Open GoogleCodeExporter opened 8 years ago
I created a method, however it has a little error: a word gets also compounded
with itself, which is a nonsense. The idea is:
{{{
LEXICON Root
Noun1 ;
LEXICON Noun1
cat Noun2;
city Noun2;
fox Noun2;
panic Noun2;
try Noun2;
watch Noun2;
Noun2;
LEXICON Noun2
0:cat Ninf;
0:city Ninf;
0:fox Ninf;
0:panic Ninf;
0:try Ninf;
0:watch Ninf;
}}}
I get as result:
{{{
catsnék
catnak
catt
cat
catcatsnék
catcatnak
catcatt
catcat
catwatchnak
catwatcht
catwatch
catwatchesnék
catpanicsnék
catpanicnak
catpanict
catpanic
catfoxnak
catfoxt
catfox
catfoxesnék
}}}
where catcat is a nonsense.
Does anybody have any idea, how to avoid the same word twice?

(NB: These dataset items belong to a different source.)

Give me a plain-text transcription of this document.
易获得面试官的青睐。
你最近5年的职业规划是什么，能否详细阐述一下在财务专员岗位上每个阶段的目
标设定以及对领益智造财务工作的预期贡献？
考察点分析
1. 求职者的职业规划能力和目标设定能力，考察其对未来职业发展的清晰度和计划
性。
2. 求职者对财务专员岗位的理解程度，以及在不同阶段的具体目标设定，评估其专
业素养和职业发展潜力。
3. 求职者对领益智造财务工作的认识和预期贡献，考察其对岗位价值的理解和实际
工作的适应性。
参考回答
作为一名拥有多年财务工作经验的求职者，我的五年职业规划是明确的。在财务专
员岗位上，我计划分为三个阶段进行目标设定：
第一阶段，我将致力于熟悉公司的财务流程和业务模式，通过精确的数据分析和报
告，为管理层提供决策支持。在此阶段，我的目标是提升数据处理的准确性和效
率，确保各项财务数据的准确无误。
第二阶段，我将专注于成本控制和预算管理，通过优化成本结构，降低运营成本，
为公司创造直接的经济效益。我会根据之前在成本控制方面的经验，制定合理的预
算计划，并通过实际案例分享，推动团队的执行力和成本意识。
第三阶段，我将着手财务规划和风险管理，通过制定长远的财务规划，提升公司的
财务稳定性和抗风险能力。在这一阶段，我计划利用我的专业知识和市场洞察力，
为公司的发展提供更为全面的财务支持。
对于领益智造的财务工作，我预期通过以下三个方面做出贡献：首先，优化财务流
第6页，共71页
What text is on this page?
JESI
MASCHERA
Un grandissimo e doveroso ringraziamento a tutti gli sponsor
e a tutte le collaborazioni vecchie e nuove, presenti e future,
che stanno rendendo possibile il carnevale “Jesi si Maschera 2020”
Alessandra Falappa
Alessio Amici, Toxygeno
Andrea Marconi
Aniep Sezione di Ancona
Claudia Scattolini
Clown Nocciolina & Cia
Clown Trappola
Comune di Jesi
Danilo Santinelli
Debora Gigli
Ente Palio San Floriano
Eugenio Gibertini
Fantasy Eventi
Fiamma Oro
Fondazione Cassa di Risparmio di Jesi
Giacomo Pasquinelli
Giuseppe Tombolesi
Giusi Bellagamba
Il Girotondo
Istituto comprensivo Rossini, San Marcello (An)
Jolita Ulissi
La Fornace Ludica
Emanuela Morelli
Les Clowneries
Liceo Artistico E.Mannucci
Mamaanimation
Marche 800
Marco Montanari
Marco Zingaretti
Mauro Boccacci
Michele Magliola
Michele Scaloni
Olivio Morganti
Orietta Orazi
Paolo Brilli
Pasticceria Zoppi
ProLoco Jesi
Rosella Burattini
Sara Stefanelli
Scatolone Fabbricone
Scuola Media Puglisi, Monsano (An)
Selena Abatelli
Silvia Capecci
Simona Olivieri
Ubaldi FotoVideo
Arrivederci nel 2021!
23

In reality Noun1 and Noun2 should contain the same word set,
round 50.000 words, and I also think of a third and fourth one for
triple and quadro compunds.
Original comment by eleonor...@gmx.net
on 28 Sep 2012 at 1:58
Attachments:
I have found a solution for filtering identical elements. Maybe, this could go
into the documentation.
{{{
!eq4.lexc: here re the first parts of the compound words; the words do not get
any ending.
Multichar_Symbols +Noun
LEXICON Root
+Noun:0 Nouns ;
LEXICON Nouns
cat #;
dog #;
horse #;
!eq41.lexc: The second part of the compound words. The words get all
conjugation endings
Multichar_Symbols +Noun +Def +Indef +Nom +Acc +Gen +Plur
+Prep+ +Art+ uN aN iN
LEXICON Root
+Noun:0 Nouns ;
LEXICON Nouns
cat AddNoun;
dog AddNoun;
horse AddNoun;
rat AddNoun;
nyuszi AddNoun;
LEXICON AddNoun
+Acc:#%^t #;
+Plur:#%^s #;
#
# eq4.foma: reads in the lexc files
# adds delimiters, get identical words, build difference
# filter
#
read lexc eq4.lexc
define Lexicon
read lexc eq41.lexc
define Lexicon2
# add limits
define Lex1 %< Lexicon %# %< Lexicon2 ;
# get identical words using _eq
define Dlex [_eq( Lex1 , %< , %#)];
# filter out > and <
define CleanupTags %> -> 0 ,,
%< -> 0 ,,
%# -> 0;
# Grammar: difference filtered
define Grammar Lex1 - Dlex .o.
CleanupTags
;
regex Grammar;
Run result:
$ foma -l eq4.foma
...
foma[1]: lower-words
horsedog^s
horsedog^t
horsecat^s
horsecat^t
horserat^s
horserat^t
horsenyuszi^s
horsenyuszi^t
doghorse^s
doghorse^t
dogcat^s
dogcat^t
dograt^s
dograt^t
dognyuszi^s
dognyuszi^t
cathorse^s
cathorse^t
catdog^s
catdog^t
catrat^s
catrat^t
catnyuszi^s
catnyuszi^t
foma[1]:
}}}
Original comment by eleonor...@gmx.net
on 7 Oct 2012 at 12:13
Original issue reported on code.google.com by
eleonor...@gmx.net
on 8 Jan 2012 at 9:48